Jürgen Brähmer und Nathan Cleverly freuen sich auf den Mega-Kampf, der mit fünf Jahren Verspätung nun doch noch stattfindet

Gut gelaunt und überzeugt vom Sieg: so zeigte sich Jürgen Brähmer am Donnerstag im Hamburger Block Bräu. Bei der ersten Pressekonferenz zur WBA-Weltmeisterschaft am 1. Oktober in Neubrandenburg gab sich allerdings auch Herausforderer Nathan Cleverly sehr selbstbewusst. Beide Boxer sind froh, dass sie sich nach zwei gescheiterten Versuchen jetzt endlich im Ring gegenüberstehen.

„Aller guten Dinge sind Drei“, bestätigte Titelverteidiger Brähmer. „Natürlich ist jeder Kampf eine Herausforderung für sich, die man als Boxer annehmen muss, doch Nathan Cleverly ist wohl meine bislang größte und darauf freue ich mich!
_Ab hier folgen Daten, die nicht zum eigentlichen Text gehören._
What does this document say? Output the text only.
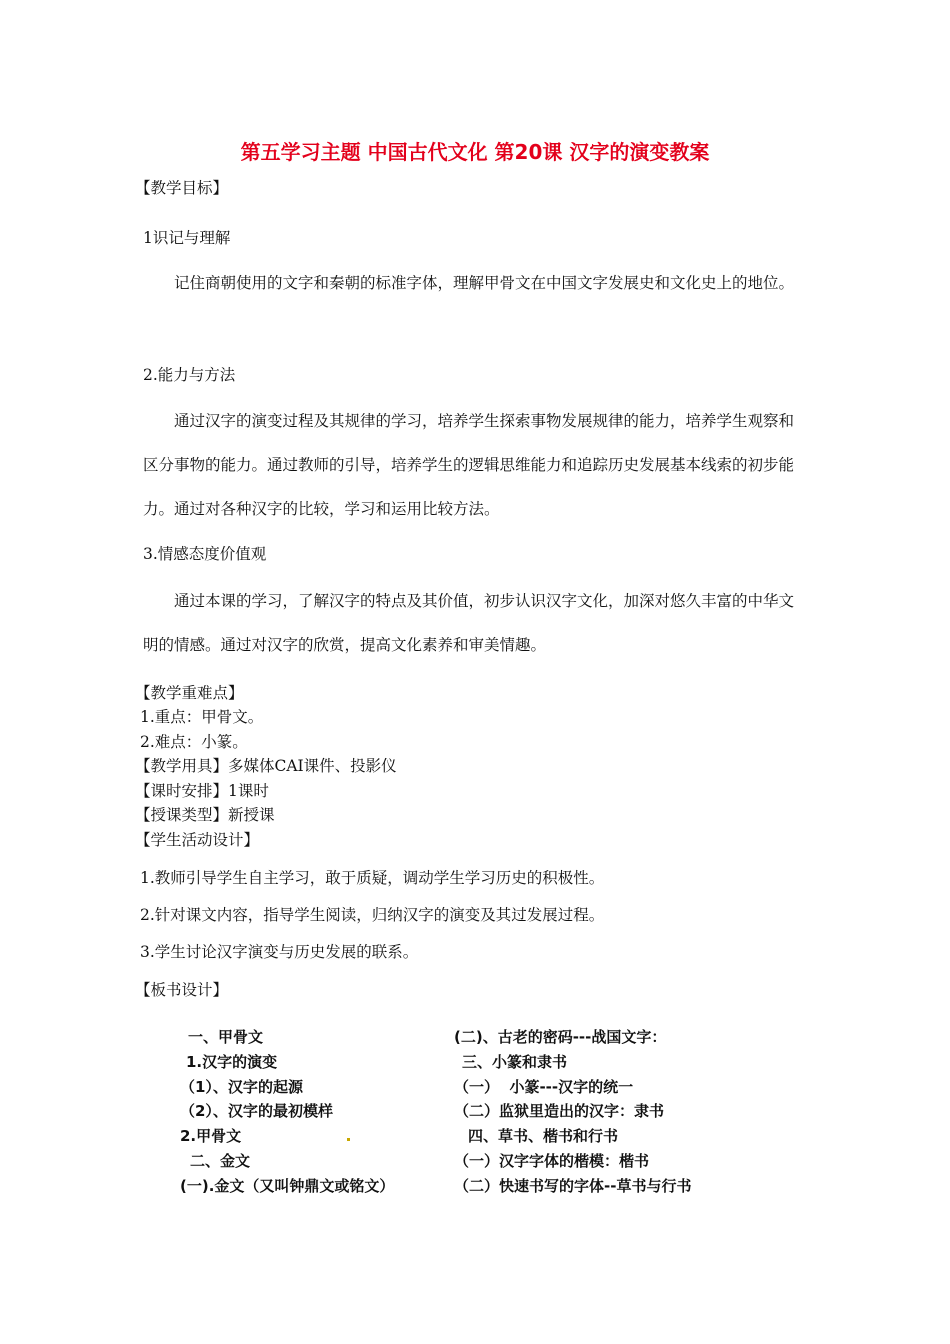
第五学习主题 中国古代文化 第20课 汉字的演变教案
【教学目标】
1识记与理解
记住商朝使用的文字和秦朝的标准字体，理解甲骨文在中国文字发展史和文化史上的地位。
2.能力与方法
通过汉字的演变过程及其规律的学习，培养学生探索事物发展规律的能力，培养学生观察和区分事物的能力。通过教师的引导，培养学生的逻辑思维能力和追踪历史发展基本线索的初步能力。通过对各种汉字的比较，学习和运用比较方法。
3.情感态度价值观
通过本课的学习，了解汉字的特点及其价值，初步认识汉字文化，加深对悠久丰富的中华文明的情感。通过对汉字的欣赏，提高文化素养和审美情趣。
【教学重难点】
1.重点：甲骨文。
2.难点：小篆。
【教学用具】多媒体CAI课件、投影仪
【课时安排】1课时
【授课类型】新授课
【学生活动设计】
1.教师引导学生自主学习，敢于质疑，调动学生学习历史的积极性。
2.针对课文内容，指导学生阅读，归纳汉字的演变及其过发展过程。
3.学生讨论汉字演变与历史发展的联系。
【板书设计】
一、甲骨文
1.汉字的演变
（1）、汉字的起源
（2）、汉字的最初模样
2.甲骨文
二、金文
(一).金文（又叫钟鼎文或铭文）
(二)、古老的密码---战国文字：
三、小篆和隶书
（一）  小篆---汉字的统一
（二）监狱里造出的汉字：隶书
四、草书、楷书和行书
（一）汉字字体的楷模：楷书
（二）快速书写的字体--草书与行书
Mich reizen Kämpfe gegen Gegner auf Augenhöhe.“ Mit Conny Mittermeier, der fortan anstelle von Karsten Röwer in der Ecke des 37-jährigen Schweriners steht, lässt Brähmer nichts unversucht. Zuletzt ging es für zehn Tage zum Höhentraining in die Stuttgarter Weinberge.

„Dieses Aufeinandertreffen ist einfach meine Bestimmung“, glaubt der acht Jahre jüngere Herausforderer aus Wales, „Ich sollte schon 2011 gegen Brähmer den Titel holen und nun ist es endlich soweit.“

Beim ersten Versuch vor fünf Jahren war Geld der Knackpunkt. „Nathans damaliger Promoter Frank Warren hätte mit mir den Vertrag machen sollen, nicht mit Klaus-Peter Kohl. Dann hätte es geklappt“, sagte Brähmer. Der Weltmeister warf dem damaligen Chef des Hamburger Universum-Boxstalls vor, sich „nicht an die ausgemachten Gagen gehalten“ zu haben. Daraufhin hatte Brähmer den Kampf platzen lassen.

Zusammen mit Coach Darren Wilson ließ sich Cleverly diesmal allerdings noch nicht in die Karten schauen. „Wir haben bisher nur einen ganz einfachen Plan aufgestellt: Nach Deutschland reisen, Brähmer besiegen und daheim feiern“, so Cleverly mit einem Augenzwinkern. „Eins weiß ich: der junge wird den alten Löwen vom Thron stoßen und in Rente schicken!“

Mit Kalle Sauerland und Eddie Hearn sind sich die Promoter des Kampfes einig, dass es keinen klaren Favoriten gibt. „Jürgen hat die Erfahrung, Nathan die Jugend auf seiner Seite. Der eine ist ein brillanter Konterboxer, der andere eine echte Offensiv-Maschine. Darauf kann sich jeder Boxfan freuen“, meint Sauerland.

Doch sein Kollege Hearn stichelt: „Großbritannien ist momentan führend im Boxsport, hat 14 Profiweltmeister und am 1. Oktober wird wieder einer dazukommen!“ Sauerlands Konter: „Allerdings hat seit 22 Jahren kein Brite mehr auf deutschem Boden einen WM-Fight gewonnen – das wird diesmal nicht anders sein!“

Cleverly hat von 32 Profikämpfen 29 gewonnen. Den Titel besaß er mehr als zwei Jahre bis August 2013. Der acht Jahre ältere Brähmer hat von 50 Profikämpfen 48 gewonnen.

Brähmer vs. Cleverly – beide Lager zeigen sich selbstbewusst. Wer der Bessere ist, wird sich in knapp einem Monat im Jahnsportforum Neubrandenburg zeigen.